It was launched by the Scottish government, earlier this year, as part of their ‘drink smarter’ campaign, but the ‘Drinking Mirror’ app, an app that shows how drinking too much could affect your appearance, has proved to be so popular, it has gone global and has been downloaded by more than half a million people.
The smartphone app aims to target women aged 31 to 44, by letting you upload a pic and seeing what your face might look like after 10 years of drinking at your current rate. You have to either take a picture of yourself, or upload one, add the amount you are currently drinking then the app works out how you will look after ten years of drinking at that rate.
The app is free to download for iPhone and Android devices, and the creators of the app admit that they are using people’s vanity about their appearance to try and make them aware of the problems of drinking in the long term.
“In Scotland, we have a troubled relationship with alcohol,” an unnamed spokeswoman told CNN. “We’re focusing on women to try a different approach.”
The Scottish Alcohol Behaviour Change campaign not only featured the Drinking Mirror app, but attempted to focus people on the amount they were drinking, by clarifying what a unit of alcohol looked like. It was noted that some difficulties arise because of the type of alcohol being consumed, and many people were actually underestimating how much they perceived a unit to be. The campaign encouraged women to ‘Drop a Drink Size’.
The campaign’s website recommends that the recommended daily limit of alcohol should be two to three “units” for women and three to four for men. To understand a little further, a unit of spirits is 25 milliliters, which is about .85 ounces, or roughly half a shot, while a 20-ounce beer (568 milliliters, aka the “Imperial pint,” which is larger than the typical 16-ounce pint) clocks in at 2.8 units.
Scottish Health Survey released figures that suggest more than one in three women regularly drink more than is good for their health – the recommended weekly guideline of 14 units for women.

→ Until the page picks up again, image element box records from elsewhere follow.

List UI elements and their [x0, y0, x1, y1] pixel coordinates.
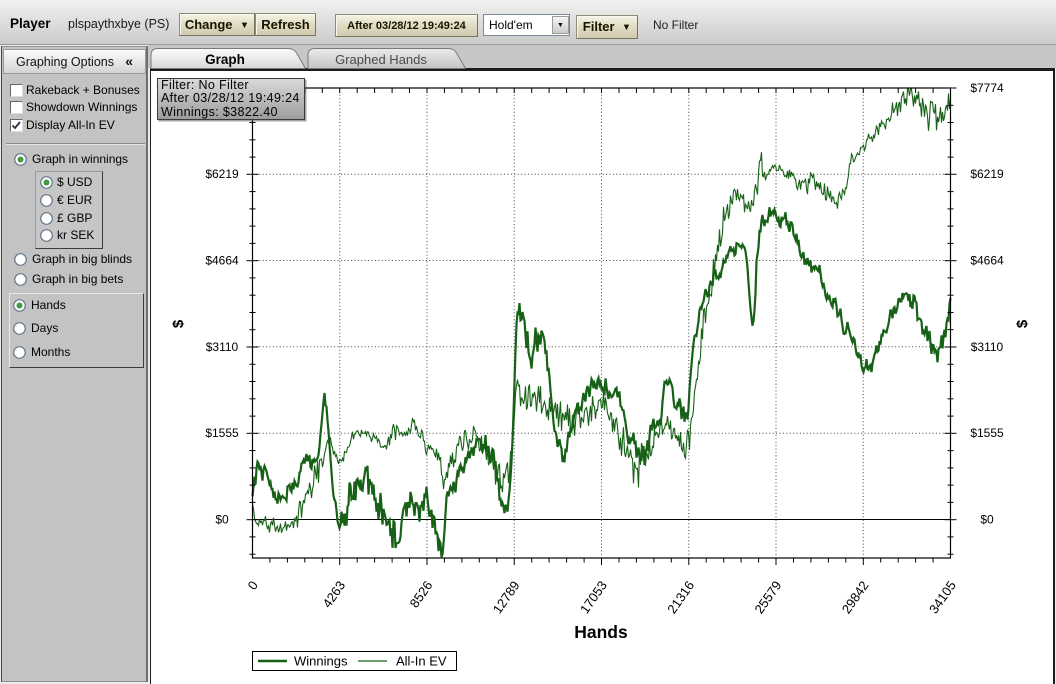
- svg-text:$3110: $3110: [206, 340, 239, 354]
- svg-text:$: $: [1014, 319, 1031, 328]
- svg-text:$4664: $4664: [205, 254, 239, 268]
- svg-text:$6219: $6219: [970, 167, 1004, 181]
- svg-text:0: 0: [245, 578, 261, 593]
- svg-text:$7774: $7774: [970, 81, 1004, 95]
- svg-text:4263: 4263: [319, 578, 348, 610]
- svg-text:21316: 21316: [664, 578, 697, 616]
- svg-text:$0: $0: [215, 513, 229, 527]
- svg-text:34105: 34105: [926, 578, 959, 616]
- svg-text:$0: $0: [980, 513, 994, 527]
- svg-text:$4664: $4664: [970, 254, 1004, 268]
- svg-text:Graph: Graph: [205, 52, 245, 67]
- svg-text:$1555: $1555: [970, 426, 1004, 440]
- svg-text:12789: 12789: [490, 578, 523, 616]
- svg-text:Winnings: Winnings: [294, 654, 348, 669]
- svg-text:17053: 17053: [577, 578, 610, 616]
- svg-text:25579: 25579: [751, 578, 784, 616]
- svg-text:29842: 29842: [839, 578, 872, 616]
- svg-text:Graphed Hands: Graphed Hands: [335, 52, 427, 67]
- svg-text:Hands: Hands: [574, 622, 628, 642]
- svg-text:8526: 8526: [407, 578, 436, 610]
- svg-text:$6219: $6219: [205, 167, 239, 181]
- svg-text:$: $: [170, 319, 187, 328]
- svg-text:All-In EV: All-In EV: [396, 654, 447, 669]
- svg-text:$1555: $1555: [205, 426, 239, 440]
- svg-text:$3110: $3110: [971, 340, 1004, 354]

They also reported that in Scotland, one in 30 deaths among women is alcohol-related. In 2010, there were 1,318 alcohol-related deaths in Scotland – an increase of 36 (3%) compared with 2009. Of these deaths, 909 were males and 409 were females.
Health Secretary Alex Neil told BBC Radio Scotland’s Good Morning Scotland programme: “Over the past 20 years or so there has been a doubling in the number of deaths of women aged 31 to 44 as a result of over-consumption of alcohol and there’s been a trebling of the incidence of cirrhosis and liver disease as well.”
Health Secretary Nicola Sturgeon said: “Everyone by now is aware that bold action is needed to tackle Scotland’s unhealthy relationship with alcohol. The impact of our consumption is estimated to cost Scots £3.56bn each year. That’s £900 for every adult.
With Scots drinking more than any other part of the UK, this campaign aims to encourage adults in Scotland, particularly women, to recognise how much they are actually drinking and to help them make small changes to the way they drink which can improve their health and well-being.”
App designer Auriole Price said: “The main aim of the app is to shock people into drinking just a little bit less. We are appealing to people’s vanity as the effects of alcohol can include red broken veins on the cheeks, bloodshot eyes, a bloated face and deeper wrinkles.”
The campaign has now updated the Drinking Mirror app to show how cutting back could improve your looks over 10 years.